Chlorobutanol is categorized under the following therapeutic classes: Alcohols, Alimentary Tract and Metabolism, Antiemetics and Antinauseants, Butanols, Chlorohydrins, Compounds used in a research, industrial, or household setting, Fatty Alcohols, Lipids, Pharmaceutic Aids, Pharmaceutical Preparations, Preservatives, Pharmaceutical. These classifications highlight the drug's diverse therapeutic applications and its importance in treating various conditions.

Experimental Properties:

Further physical and chemical characteristics of Chlorobutanol include:

  • Melting Point: 99
  • Boiling Point: 167

Chlorobutanol is a type of Antiemetics


Antiemetics are a crucial category of pharmaceutical Active Pharmaceutical Ingredients (APIs) used to alleviate and prevent nausea and vomiting, also known as emesis. They play a vital role in managing these distressing symptoms, which can be caused by various factors such as chemotherapy, postoperative recovery, motion sickness, or gastrointestinal disorders.

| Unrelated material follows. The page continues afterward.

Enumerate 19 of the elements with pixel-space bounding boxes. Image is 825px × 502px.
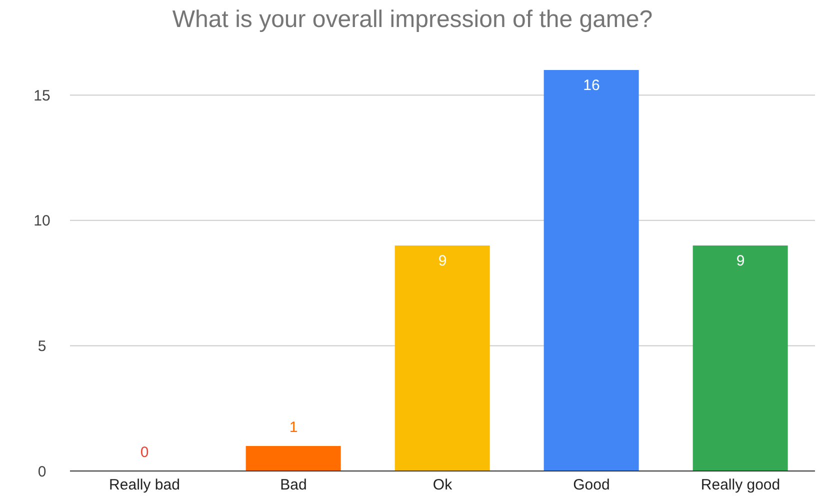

Antiemetics work by targeting specific pathways in the body that trigger emesis. One common mechanism involves blocking dopamine receptors in the brain, as dopamine plays a significant role in triggering the vomiting reflex. This class of antiemetics is known as dopamine antagonists. Another mechanism involves inhibiting serotonin receptors, which are associated with nausea and vomiting. These agents, called serotonin antagonists, effectively reduce these symptoms.

In addition to dopamine and serotonin antagonists, other types of antiemetics include neurokinin-1 receptor antagonists, antihistamines, and anticholinergics. Each of these classes acts on different pathways in the body to provide relief from nausea and vomiting.

Pharmaceutical companies manufacture antiemetic APIs in accordance with strict quality control guidelines and regulations. These APIs serve as the active ingredients in various formulations, such as tablets, capsules, injections, or suppositories, designed to deliver the desired therapeutic effects.

Overall, antiemetic APIs form an essential category in the pharmaceutical industry, addressing the significant need for effective management of nausea and vomiting. Their development and availability greatly contribute to enhancing patient comfort and quality of life during various medical treatments and conditions.